Scientists and the clinicians who relied on their data for guidance in treating patients,
were faced with conflicting data: epidemiological and observational studies suggested
that HRT was cardioprotective while the higher-quality evidence from RCTs strongly
suggested the opposite. Clinicians primarily followed the WHI results, so prescriptions
for HRT in postmenopausal women quickly declined. Meanwhile, researchers began to
analyze the studies for potential discrepancies, and found that the women being
followed in the NHS and the WHI differed in several important characteristics.
First, the WHI population was older than the NHS cohort, and many had entered
menopause at least 10 years before they enrolled in the RCT. Thus, the WHI enrollees
experienced a long duration from the onset of menopause to the commencement of
HRT. At the same time, many in the NHS population were closer to the onset of
menopause and were still displaying hormonal symptoms when they began HRT.
Second, although the NHS researchers adjusted the data for various confounding effects,
their results could still have been subject to bias. In general, the NHS cohort was more
highly educated and of a higher socioeconomic status than the WHI participants, and
therefore more likely to see a physician regularly. The NHS women were also leaner
and generally healthier than their RCT counterparts, and had been selected for their
evident lack of pre-existing CV conditions. This selection bias in the NHS enrollment
may have led to a “healthy woman” effect that in turn led to an overestimation of the
benefits of therapy in the observational study. Third, researchers noted that dosing
differences between the two study types may have contributed to the divergent results.
The NHS reported beneficial results following low-dose estrogen therapy.
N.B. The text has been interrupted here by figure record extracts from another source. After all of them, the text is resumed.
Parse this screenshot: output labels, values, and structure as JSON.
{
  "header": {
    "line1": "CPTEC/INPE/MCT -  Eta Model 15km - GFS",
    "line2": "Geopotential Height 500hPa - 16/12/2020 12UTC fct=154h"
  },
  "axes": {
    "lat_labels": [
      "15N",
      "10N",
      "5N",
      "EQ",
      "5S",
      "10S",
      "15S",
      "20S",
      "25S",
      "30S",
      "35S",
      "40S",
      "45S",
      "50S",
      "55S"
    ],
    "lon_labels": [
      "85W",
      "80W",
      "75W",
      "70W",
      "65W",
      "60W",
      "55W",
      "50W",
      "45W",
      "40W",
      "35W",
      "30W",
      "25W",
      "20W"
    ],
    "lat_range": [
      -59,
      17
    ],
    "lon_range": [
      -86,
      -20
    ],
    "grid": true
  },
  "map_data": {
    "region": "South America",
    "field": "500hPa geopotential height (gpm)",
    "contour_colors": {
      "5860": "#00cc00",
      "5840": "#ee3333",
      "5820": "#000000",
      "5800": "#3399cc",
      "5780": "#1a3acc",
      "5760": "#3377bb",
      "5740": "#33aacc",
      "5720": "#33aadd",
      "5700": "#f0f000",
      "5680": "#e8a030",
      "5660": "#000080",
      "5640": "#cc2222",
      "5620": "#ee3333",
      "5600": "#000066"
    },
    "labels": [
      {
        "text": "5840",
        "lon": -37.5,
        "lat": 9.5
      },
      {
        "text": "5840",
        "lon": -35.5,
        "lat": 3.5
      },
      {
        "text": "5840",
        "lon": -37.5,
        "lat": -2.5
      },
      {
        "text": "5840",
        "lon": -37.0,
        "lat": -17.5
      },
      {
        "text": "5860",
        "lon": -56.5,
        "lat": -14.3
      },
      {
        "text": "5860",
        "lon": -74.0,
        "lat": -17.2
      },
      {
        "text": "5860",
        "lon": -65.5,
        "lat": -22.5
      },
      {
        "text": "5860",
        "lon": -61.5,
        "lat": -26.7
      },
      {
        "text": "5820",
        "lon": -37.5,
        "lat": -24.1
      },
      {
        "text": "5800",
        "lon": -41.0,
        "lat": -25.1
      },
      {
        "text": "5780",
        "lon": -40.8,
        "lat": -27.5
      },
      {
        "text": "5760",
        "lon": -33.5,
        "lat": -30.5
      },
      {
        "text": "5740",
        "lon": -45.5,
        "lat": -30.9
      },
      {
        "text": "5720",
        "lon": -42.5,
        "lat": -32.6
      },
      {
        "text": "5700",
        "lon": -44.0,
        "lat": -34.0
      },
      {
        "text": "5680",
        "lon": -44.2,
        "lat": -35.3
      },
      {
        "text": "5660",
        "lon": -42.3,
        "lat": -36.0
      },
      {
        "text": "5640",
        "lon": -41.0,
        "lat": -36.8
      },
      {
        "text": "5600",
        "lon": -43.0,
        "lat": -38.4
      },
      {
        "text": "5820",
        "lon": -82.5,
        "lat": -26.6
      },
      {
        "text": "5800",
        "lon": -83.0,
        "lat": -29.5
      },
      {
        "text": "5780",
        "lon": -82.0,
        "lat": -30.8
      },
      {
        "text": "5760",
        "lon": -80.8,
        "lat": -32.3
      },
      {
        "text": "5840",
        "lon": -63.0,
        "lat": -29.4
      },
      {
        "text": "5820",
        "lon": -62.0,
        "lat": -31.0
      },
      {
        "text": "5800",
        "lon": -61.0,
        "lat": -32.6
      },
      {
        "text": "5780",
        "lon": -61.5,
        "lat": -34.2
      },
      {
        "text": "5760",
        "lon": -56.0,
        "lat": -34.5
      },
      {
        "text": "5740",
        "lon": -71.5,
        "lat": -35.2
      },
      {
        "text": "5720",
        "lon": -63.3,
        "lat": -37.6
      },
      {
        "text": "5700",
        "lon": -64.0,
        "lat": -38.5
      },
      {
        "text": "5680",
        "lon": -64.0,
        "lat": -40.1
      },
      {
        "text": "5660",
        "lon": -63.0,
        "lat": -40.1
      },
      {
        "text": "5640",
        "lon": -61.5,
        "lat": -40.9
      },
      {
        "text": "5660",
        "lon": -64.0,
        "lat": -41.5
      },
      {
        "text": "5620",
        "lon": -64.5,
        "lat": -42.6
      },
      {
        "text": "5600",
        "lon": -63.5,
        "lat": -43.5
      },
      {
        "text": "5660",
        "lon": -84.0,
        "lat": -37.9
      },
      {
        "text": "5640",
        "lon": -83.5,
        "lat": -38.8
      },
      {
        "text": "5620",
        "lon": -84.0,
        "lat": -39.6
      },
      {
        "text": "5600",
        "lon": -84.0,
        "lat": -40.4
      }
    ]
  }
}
The WHL,
meanwhile, used a higher estrogen dose, exposing women to a larger dosage of
hormones and increasing their risk for adverse events. The increased risk profile of the
WHI women (e.g., older, more comorbidities, higher estrogen dose) could have
contributed to the evidence of harm seen in the WHI results.
Emerging Data
In addition to identifying the inherent differences between the two study populations,
researchers began a secondary analysis of the NHS and WHI trials. NHS researchers
reported that women who began HRT close to the onset of menopause had a
significantly reduced risk of CHD. In the subgroups of women that were older and had a
similar duration after menopause compared with the WHI women, they found no
significant relationship between HRT and CHD. Also, the WHI study further stratified
these results by age, and found that women who began HRT close to their onset of
menopause experienced some cardioprotection, while women who were further from
the onset of menopause had a slightly elevated risk for CHD.
Secondary analysis of both studies was therefore necessary to show that age and a
short duration from the onset of menopause are crucial to HRT success as a
cardioprotective agent. Neither study type provided “truth” or rather, both studies
provided “truth” if viewed carefully (e.g., both produced valid and important results).
The differences seen in the studies were rooted in the timing of HRT and the
populations being studied.81
Lessons Learned From this case Study
Although RCTs are given a higher evidence grade, observational studies provide
important clinical insights. In this example, the study populations differed. For
policymakers and clinicians, it is crucial to examine whether the CER was based upon
patients similar to those being considered. Any study with a dissimilar population may
provide non-relevant results. Thus, readers of CER need to carefully examine the
generalizability of the findings being reported.